Rodzinyak completes range of geology research projects
By the end of her junior year, Kristyn Rodzinyak had participated in three significant research projects and presented her findings at several professional conferences.
Most recently, Rodzinyak traveled to Western Australia with Professor Ben Greenstein to investigate the geologic record of rapid sea level change preserved in fossil coral assemblages in the northwest part of the state. She will next conduct geochemical analyses on fossil corals she collected in order to determine the timing of the abrupt sea level changes.
Rodzinyak, a geology and chemistry major from Colorado Springs, CO, had previously spent a block at the University of New Mexico studying stalagmites from Western Australia. Working with Cornell professor Rhawn Denniston, she performed uranium-thorium dating using thermal-ionization mass spectrometry, concluding that samples from the Holocene epoch grew in a wetter climate than those from the Pleistocene.
And she spent the summer of 2007 at the University of Minnesota modeling the movement of molten material from the planetary core to the surface. She and other students created their own rock samples from olivine, mid-ocean ridge basalt and chromite to model rocks in the Earth’s mantle and then deformed them at high pressures and temperatures.

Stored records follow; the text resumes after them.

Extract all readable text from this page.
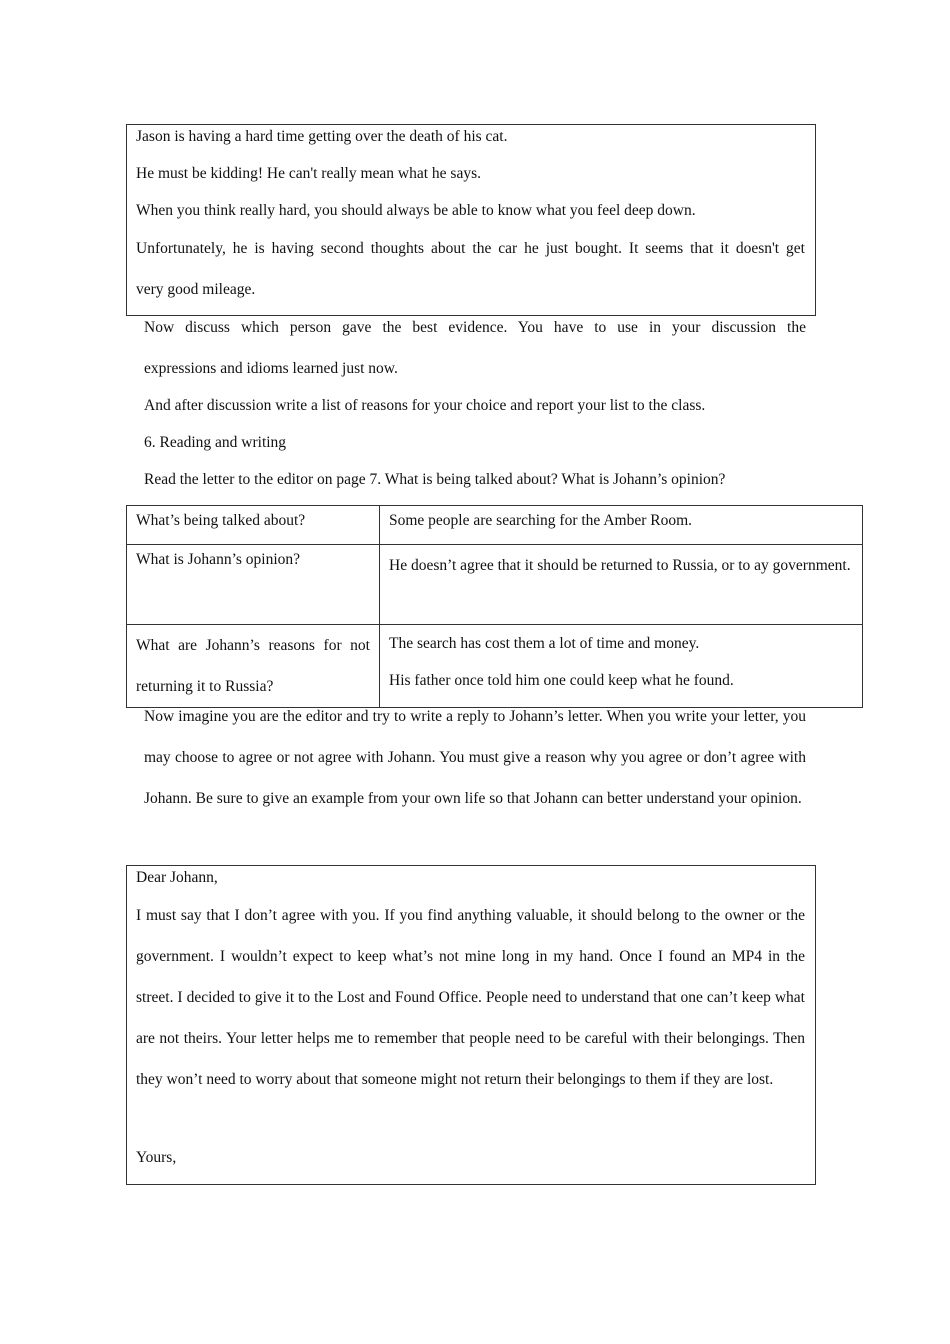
Jason is having a hard time getting over the death of his cat.
He must be kidding! He can't really mean what he says.
When you think really hard, you should always be able to know what you feel deep down.
Unfortunately, he is having second thoughts about the car he just bought. It seems that it doesn't get
very good mileage.
Now discuss which person gave the best evidence. You have to use in your discussion the
expressions and idioms learned just now.
And after discussion write a list of reasons for your choice and report your list to the class.
6. Reading and writing
Read the letter to the editor on page 7. What is being talked about? What is Johann’s opinion?
What’s being talked about?	Some people are searching for the Amber Room.
What is Johann’s opinion?	He doesn’t agree that it should be returned to Russia, or to ay government.
What are Johann’s reasons for not returning it to Russia?	The search has cost them a lot of time and money.
His father once told him one could keep what he found.

Now imagine you are the editor and try to write a reply to Johann’s letter. When you write your letter, you may choose to agree or not agree with Johann. You must give a reason why you agree or don’t agree with Johann. Be sure to give an example from your own life so that Johann can better understand your opinion.

Dear Johann,

I must say that I don’t agree with you. If you find anything valuable, it should belong to the owner or the government. I wouldn’t expect to keep what’s not mine long in my hand. Once I found an MP4 in the street. I decided to give it to the Lost and Found Office. People need to understand that one can’t keep what are not theirs. Your letter helps me to remember that people need to be careful with their belongings. Then they won’t need to worry about that someone might not return their belongings to them if they are lost.

Yours,
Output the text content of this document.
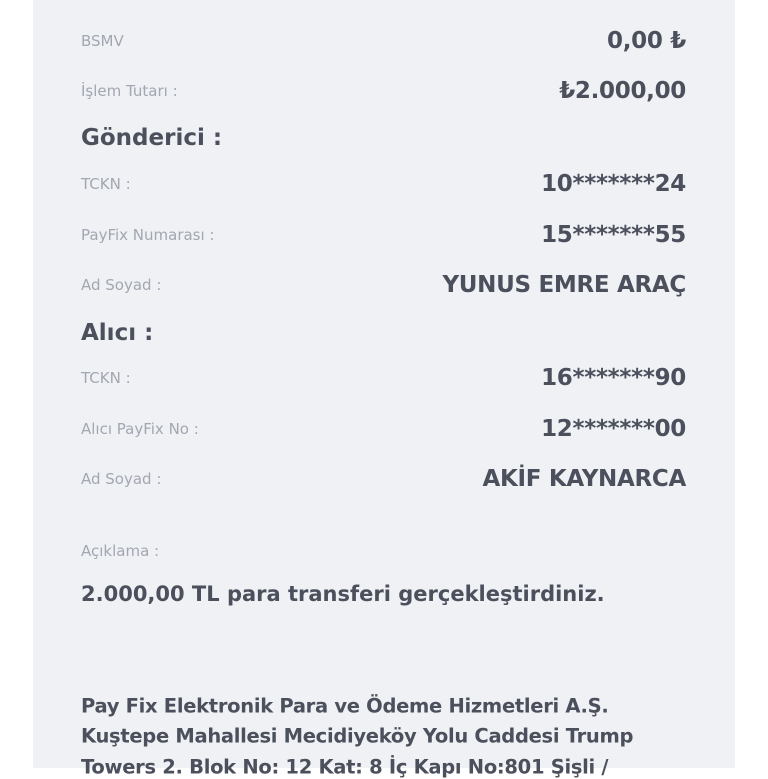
BSMV	0,00 ₺
İşlem Tutarı :	₺2.000,00
Gönderici :
TCKN :	10*******24
PayFix Numarası :	15*******55
Ad Soyad :	YUNUS EMRE ARAÇ
Alıcı :
TCKN :	16*******90
Alıcı PayFix No :	12*******00
Ad Soyad :	AKİF KAYNARCA
Açıklama :
2.000,00 TL para transferi gerçekleştirdiniz.
Pay Fix Elektronik Para ve Ödeme Hizmetleri A.Ş.
Kuştepe Mahallesi Mecidiyeköy Yolu Caddesi Trump
Towers 2. Blok No: 12 Kat: 8 İç Kapı No:801 Şişli /
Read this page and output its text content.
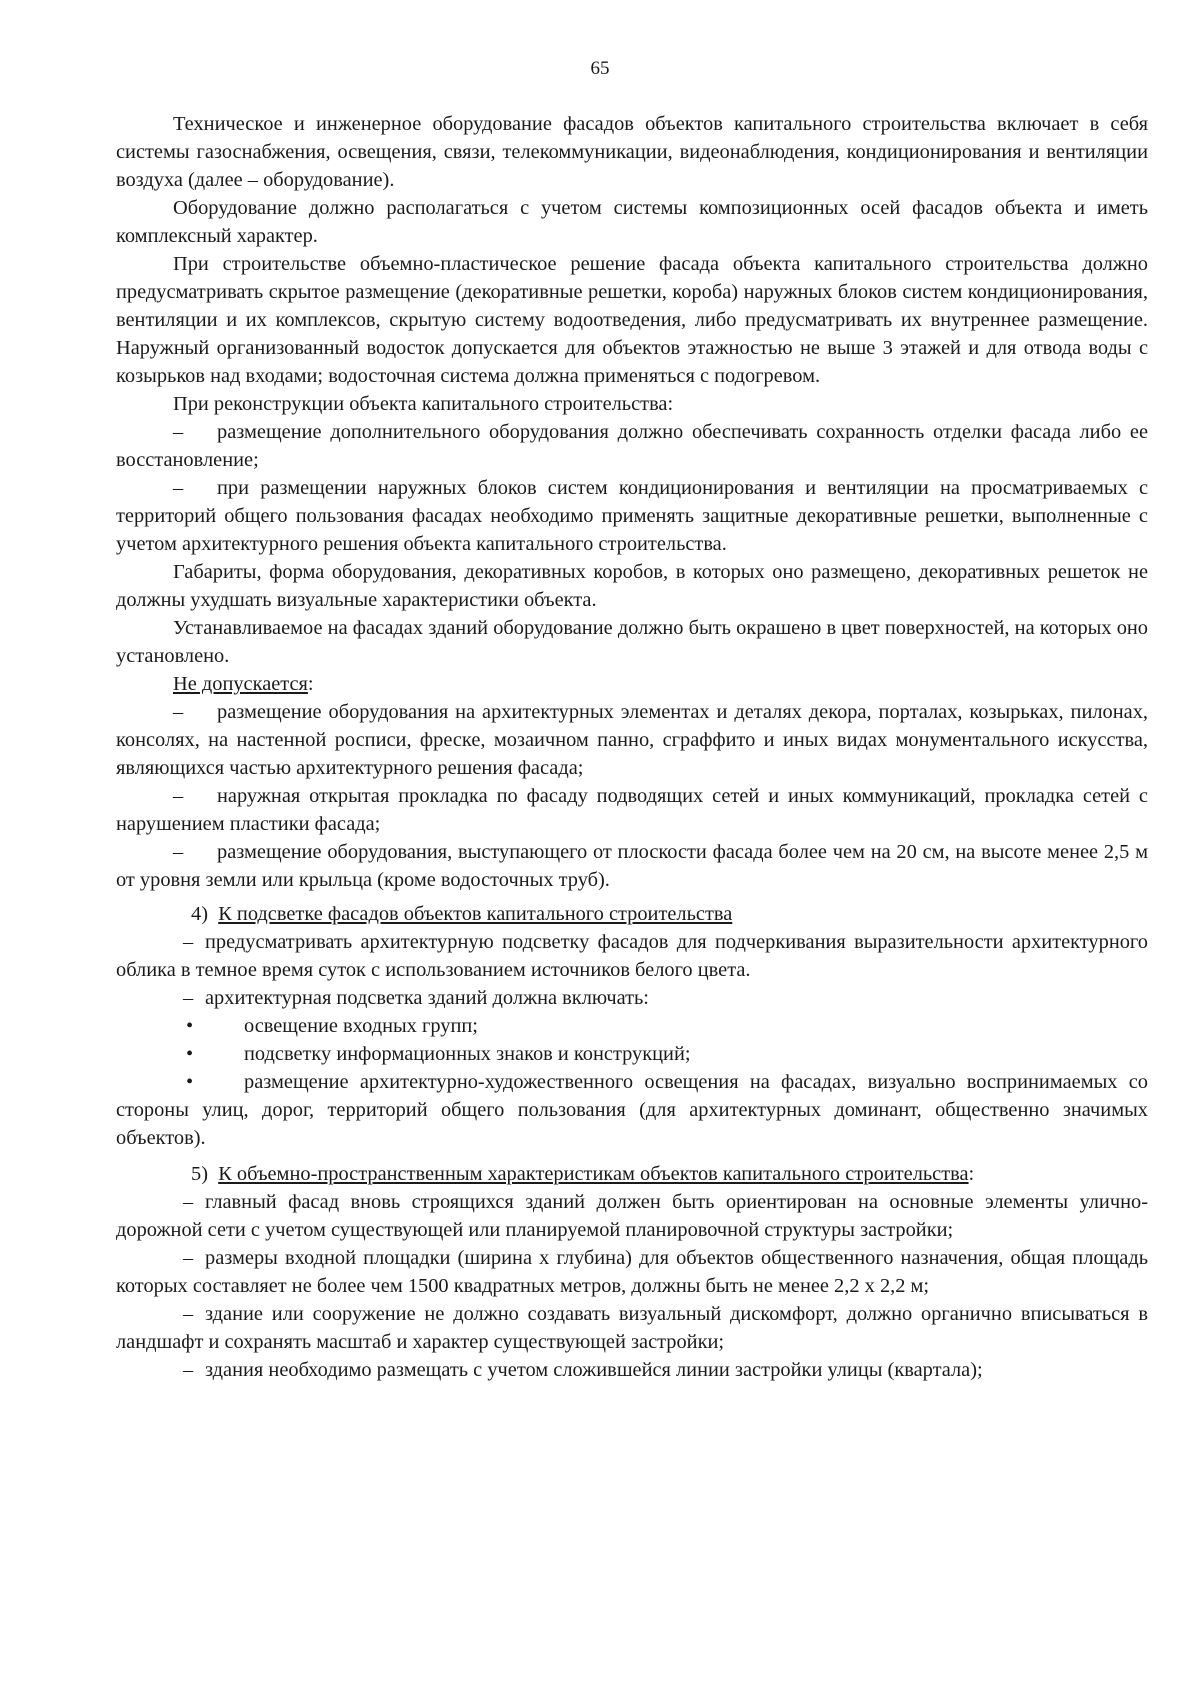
65

Техническое и инженерное оборудование фасадов объектов капитального строительства включает в себя системы газоснабжения, освещения, связи, телекоммуникации, видеонаблюдения, кондиционирования и вентиляции воздуха (далее – оборудование).

Оборудование должно располагаться с учетом системы композиционных осей фасадов объекта и иметь комплексный характер.

При строительстве объемно-пластическое решение фасада объекта капитального строительства должно предусматривать скрытое размещение (декоративные решетки, короба) наружных блоков систем кондиционирования, вентиляции и их комплексов, скрытую систему водоотведения, либо предусматривать их внутреннее размещение. Наружный организованный водосток допускается для объектов этажностью не выше 3 этажей и для отвода воды с козырьков над входами; водосточная система должна применяться с подогревом.

При реконструкции объекта капитального строительства:

– размещение дополнительного оборудования должно обеспечивать сохранность отделки фасада либо ее восстановление;

– при размещении наружных блоков систем кондиционирования и вентиляции на просматриваемых с территорий общего пользования фасадах необходимо применять защитные декоративные решетки, выполненные с учетом архитектурного решения объекта капитального строительства.

Габариты, форма оборудования, декоративных коробов, в которых оно размещено, декоративных решеток не должны ухудшать визуальные характеристики объекта.

Устанавливаемое на фасадах зданий оборудование должно быть окрашено в цвет поверхностей, на которых оно установлено.

Не допускается:

– размещение оборудования на архитектурных элементах и деталях декора, порталах, козырьках, пилонах, консолях, на настенной росписи, фреске, мозаичном панно, сграффито и иных видах монументального искусства, являющихся частью архитектурного решения фасада;

– наружная открытая прокладка по фасаду подводящих сетей и иных коммуникаций, прокладка сетей с нарушением пластики фасада;

– размещение оборудования, выступающего от плоскости фасада более чем на 20 см, на высоте менее 2,5 м от уровня земли или крыльца (кроме водосточных труб).

4) К подсветке фасадов объектов капитального строительства

– предусматривать архитектурную подсветку фасадов для подчеркивания выразительности архитектурного облика в темное время суток с использованием источников белого цвета.

– архитектурная подсветка зданий должна включать:

• освещение входных групп;

• подсветку информационных знаков и конструкций;

• размещение архитектурно-художественного освещения на фасадах, визуально воспринимаемых со стороны улиц, дорог, территорий общего пользования (для архитектурных доминант, общественно значимых объектов).

5) К объемно-пространственным характеристикам объектов капитального строительства:

– главный фасад вновь строящихся зданий должен быть ориентирован на основные элементы улично-дорожной сети с учетом существующей или планируемой планировочной структуры застройки;

– размеры входной площадки (ширина х глубина) для объектов общественного назначения, общая площадь которых составляет не более чем 1500 квадратных метров, должны быть не менее 2,2 х 2,2 м;

– здание или сооружение не должно создавать визуальный дискомфорт, должно органично вписываться в ландшафт и сохранять масштаб и характер существующей застройки;

– здания необходимо размещать с учетом сложившейся линии застройки улицы (квартала);
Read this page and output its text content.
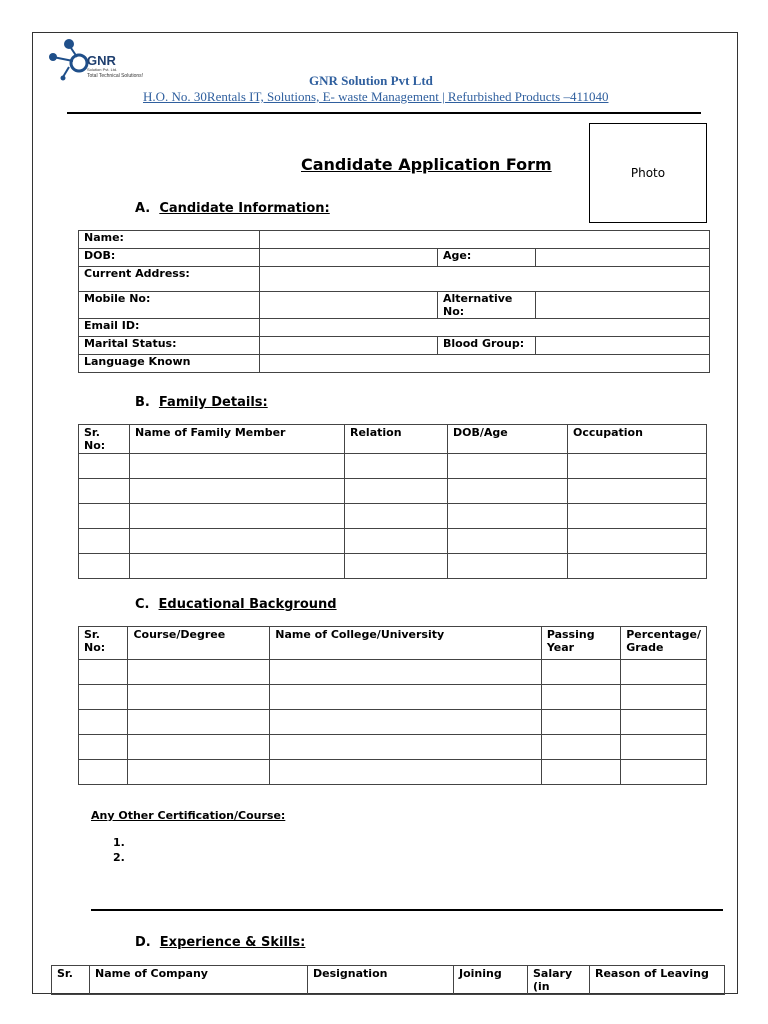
GNR
Solution Pvt. Ltd.
Total Technical Solutions!	GNR Solution Pvt Ltd
H.O. No. 30Rentals IT, Solutions, E- waste Management | Refurbished Products –411040
Candidate Application Form	Photo
A. Candidate Information:
Name:			
DOB:		Age:	
Current Address:			
Mobile No:		Alternative No:	
Email ID:			
Marital Status:		Blood Group:	
Language Known			
B. Family Details:
Sr. No:	Name of Family Member	Relation	DOB/Age	Occupation

C. Educational Background
Sr. No:	Course/Degree	Name of College/University	Passing Year	Percentage/ Grade

Any Other Certification/Course:
1.
2.
D. Experience & Skills:
Sr.	Name of Company	Designation	Joining	Salary (in	Reason of Leaving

Rodzinyak says a highlight of her work in Minnesota was presenting her results to the Iowa Academy of Sciences and at a regional meeting of the Geological Society of America.
“It was so great to get feedback from other scientists and have a chance to explain the project,” she says. “It was also really flattering since a lot of people thought that I was a graduate student with the level of research I was doing. I will also be presenting at an international space conference this summer (2008) in Montreal.”
Rodzinyak also enjoys the many off-campus opportunities at Cornell. In addition to class in the Bahamas and numerous smaller class outings, she’s also traveled to a variety of locations with the Geology Club, including Death Valley, Big Bend National Park in Texas, and Maquoketa Caves State Park in Iowa.